Insight

What’s Missing From the White House’s Reports on AI? A Balanced Take on Entrepreneurism

Artificial Intelligence (AI) has long been the subject of books, movies, and games. But in recent years, AI technologies have become more widely available and used.  If the two new reports from the White House are any indication, Washington is taking notice of this development. Typically, this kind of attention means new regulatory requirements, but thankfully, the administration is moving in step with the larger community and isn’t calling for broad regulation right now. While these reports provide a good overview of AI technologies, they lack a rigorous explanation of the current entrepreneurial landscape and thus seem to miss how these technologies will be deployed in the coming years.

For those that aren’t especially knowledgeable in AI, the reports are broken down by subject matter. In “Preparing for the Future of Artificial Intelligence,” the administration provides a broad overview of AI, including a short history, an exploration of the current technologies, and a series of recommendations. In “The National Artificial Intelligence Research and Development Strategic Plan,” the White House establishes a set of objectives for federally funded AI research, both within the government as well as in academia. Importantly, the administration agrees with AAF’s submission in this matter, noting that “broad regulation of AI research or practice would be inadvisable at this time.” In a Wired interview that accompanied the reports, President Obama said that “early in a technology, a thousand flowers should bloom.”

What is noticeably absent from both the reports is an understanding of how those flowers will bloom, since very little attention is paid to the contemporary entrepreneurial context. While the White House does mention in passing that “the private sector will be the main engine of progress on AI,” it follows up immediately saying that “as it stands, there is an underinvestment in basic research.”

This has been a claim stretching back decades. Back in 1983, the head of the Association for the Advancement of Artificial Intelligence, John McCarthy lamented the state of basic research:

“Too few people are doing basic research in AI relative to the number working on applications. The ratio of basic/applied is less in AI than in the older sciences and than in computer science generally. This is unfortunate, because reaching human level artificial intelligence will require fundamental conceptual advances.”

As is mentioned throughout both reports, the United States has been at the forefront of foundational research in AI. However, there have been few applications that have taken off commercially, so the industry has been dependent on these federal dollars to continue. In the lean years when optimism for AI technology waned, the industry underwent AI winters.

So why are we talking about AI now?

AI is moving out of the academy and into the marketplace, much like semiconductors did in the 1950s. Google, Facebook, Microsoft, IBM, and other high tech firms have invested serious capital into applications, investing in talent to make real products.

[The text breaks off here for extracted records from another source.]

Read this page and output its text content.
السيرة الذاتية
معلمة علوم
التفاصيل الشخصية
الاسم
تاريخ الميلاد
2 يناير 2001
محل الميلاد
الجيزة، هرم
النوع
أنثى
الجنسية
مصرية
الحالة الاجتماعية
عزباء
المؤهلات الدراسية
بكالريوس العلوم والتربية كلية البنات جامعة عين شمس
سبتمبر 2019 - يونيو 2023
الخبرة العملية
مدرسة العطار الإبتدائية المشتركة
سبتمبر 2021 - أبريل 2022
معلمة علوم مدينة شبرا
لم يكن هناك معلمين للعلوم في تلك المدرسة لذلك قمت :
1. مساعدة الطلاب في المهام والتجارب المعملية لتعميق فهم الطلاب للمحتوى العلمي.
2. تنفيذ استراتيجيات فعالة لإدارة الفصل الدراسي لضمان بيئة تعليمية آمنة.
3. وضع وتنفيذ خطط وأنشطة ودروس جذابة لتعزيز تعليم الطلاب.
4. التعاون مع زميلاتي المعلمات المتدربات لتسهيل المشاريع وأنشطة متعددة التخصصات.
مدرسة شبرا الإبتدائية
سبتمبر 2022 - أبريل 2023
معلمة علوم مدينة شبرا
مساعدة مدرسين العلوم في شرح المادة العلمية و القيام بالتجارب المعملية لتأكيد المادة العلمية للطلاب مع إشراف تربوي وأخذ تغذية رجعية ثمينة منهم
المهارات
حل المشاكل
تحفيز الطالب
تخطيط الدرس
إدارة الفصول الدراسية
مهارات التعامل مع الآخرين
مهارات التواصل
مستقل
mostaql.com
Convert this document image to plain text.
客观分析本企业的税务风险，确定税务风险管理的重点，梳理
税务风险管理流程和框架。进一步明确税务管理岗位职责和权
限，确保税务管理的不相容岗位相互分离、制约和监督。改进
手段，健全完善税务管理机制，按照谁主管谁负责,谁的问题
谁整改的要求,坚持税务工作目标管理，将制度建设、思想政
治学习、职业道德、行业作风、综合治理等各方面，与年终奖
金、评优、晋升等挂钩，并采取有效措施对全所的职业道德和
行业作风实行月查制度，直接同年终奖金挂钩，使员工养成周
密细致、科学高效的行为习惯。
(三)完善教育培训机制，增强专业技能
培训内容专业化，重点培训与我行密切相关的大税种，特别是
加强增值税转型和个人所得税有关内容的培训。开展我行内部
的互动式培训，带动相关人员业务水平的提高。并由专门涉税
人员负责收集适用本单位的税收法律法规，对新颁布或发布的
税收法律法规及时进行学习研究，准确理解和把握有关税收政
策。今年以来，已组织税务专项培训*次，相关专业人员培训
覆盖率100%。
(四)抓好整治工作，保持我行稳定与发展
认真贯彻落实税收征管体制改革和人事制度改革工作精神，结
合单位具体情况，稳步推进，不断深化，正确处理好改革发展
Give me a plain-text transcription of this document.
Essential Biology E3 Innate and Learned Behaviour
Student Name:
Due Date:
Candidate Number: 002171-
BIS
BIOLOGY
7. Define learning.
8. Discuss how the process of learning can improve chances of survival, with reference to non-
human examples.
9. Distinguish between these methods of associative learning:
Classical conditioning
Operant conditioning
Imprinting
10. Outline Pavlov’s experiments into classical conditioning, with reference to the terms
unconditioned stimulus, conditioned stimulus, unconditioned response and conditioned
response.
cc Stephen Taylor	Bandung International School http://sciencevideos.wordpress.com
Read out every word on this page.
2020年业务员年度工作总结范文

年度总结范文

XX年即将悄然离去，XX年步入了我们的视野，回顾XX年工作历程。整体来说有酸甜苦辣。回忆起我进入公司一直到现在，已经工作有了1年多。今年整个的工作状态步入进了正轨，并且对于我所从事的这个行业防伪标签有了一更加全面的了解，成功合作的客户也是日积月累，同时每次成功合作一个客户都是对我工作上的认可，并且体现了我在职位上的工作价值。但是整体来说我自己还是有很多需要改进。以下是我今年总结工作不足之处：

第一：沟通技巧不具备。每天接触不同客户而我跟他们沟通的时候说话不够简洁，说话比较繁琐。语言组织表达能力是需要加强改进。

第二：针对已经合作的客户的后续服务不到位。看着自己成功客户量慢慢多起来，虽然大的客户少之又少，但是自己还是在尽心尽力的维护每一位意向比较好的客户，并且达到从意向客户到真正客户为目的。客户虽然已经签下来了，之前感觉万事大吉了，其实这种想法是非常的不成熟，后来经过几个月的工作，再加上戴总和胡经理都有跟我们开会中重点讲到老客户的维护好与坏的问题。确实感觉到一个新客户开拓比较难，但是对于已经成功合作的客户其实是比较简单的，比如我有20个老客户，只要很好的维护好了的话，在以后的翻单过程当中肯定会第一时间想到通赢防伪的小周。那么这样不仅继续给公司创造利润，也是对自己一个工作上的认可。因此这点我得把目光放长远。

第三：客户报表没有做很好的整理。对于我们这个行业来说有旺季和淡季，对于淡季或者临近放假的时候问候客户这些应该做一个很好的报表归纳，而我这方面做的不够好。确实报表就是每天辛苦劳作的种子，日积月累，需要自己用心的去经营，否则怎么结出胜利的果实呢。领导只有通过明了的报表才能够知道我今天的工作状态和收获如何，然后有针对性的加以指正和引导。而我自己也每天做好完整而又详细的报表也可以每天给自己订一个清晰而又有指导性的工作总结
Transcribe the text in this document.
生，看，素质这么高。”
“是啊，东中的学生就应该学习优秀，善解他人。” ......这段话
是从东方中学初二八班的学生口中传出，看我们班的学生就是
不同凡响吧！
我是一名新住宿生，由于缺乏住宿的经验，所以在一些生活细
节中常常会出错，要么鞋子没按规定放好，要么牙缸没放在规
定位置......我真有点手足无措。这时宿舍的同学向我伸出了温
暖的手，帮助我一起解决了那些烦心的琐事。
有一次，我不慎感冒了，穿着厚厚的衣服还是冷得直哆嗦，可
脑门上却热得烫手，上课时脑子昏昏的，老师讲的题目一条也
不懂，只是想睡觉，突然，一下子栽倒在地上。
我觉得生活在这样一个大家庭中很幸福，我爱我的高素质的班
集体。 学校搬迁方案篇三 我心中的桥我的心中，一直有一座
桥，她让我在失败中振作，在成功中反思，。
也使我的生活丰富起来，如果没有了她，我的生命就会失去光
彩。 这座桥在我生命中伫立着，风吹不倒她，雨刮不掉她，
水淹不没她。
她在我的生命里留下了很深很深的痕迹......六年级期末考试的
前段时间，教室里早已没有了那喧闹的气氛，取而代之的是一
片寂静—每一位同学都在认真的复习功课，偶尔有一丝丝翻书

And that labor has seen fruit. Just last year, Google released a suite of technologies known as TensorFlow, allowing for cheap and easy experimentation by hobbyists. Microsoft quickly followed with their own. Moreover, the cost of computation has also dropped dramatically. All combined, the effort is now on applications and this will mean commercially viable projects.

As AAF has explained before, the relationship between research and development spending, innovation, and economic growth is changing. While it might have been the case that science-based product innovations were a source of growth in previous decades, firms are becoming flexible assemblies, connecting skills, capacities, and funding from sources around the world. US firms continue to dominate in business model and process innovation, bringing the research to the public with a marketable good. AI is currently undergoing this kind of development.

The administration could be a leader in that space by recognizing how important entrepreneurs are in this stage of AI development. In the near term, AAF’s innovation agenda could help clean up the regulatory state, allowing AI applications to come to market. Thankfully, there is hesitancy to add onerous regulations to AI. But what should also be recognized is that a lot could be done to ensure all new technologies, not just AI, would benefit from a more complete understanding of entrepreneurism.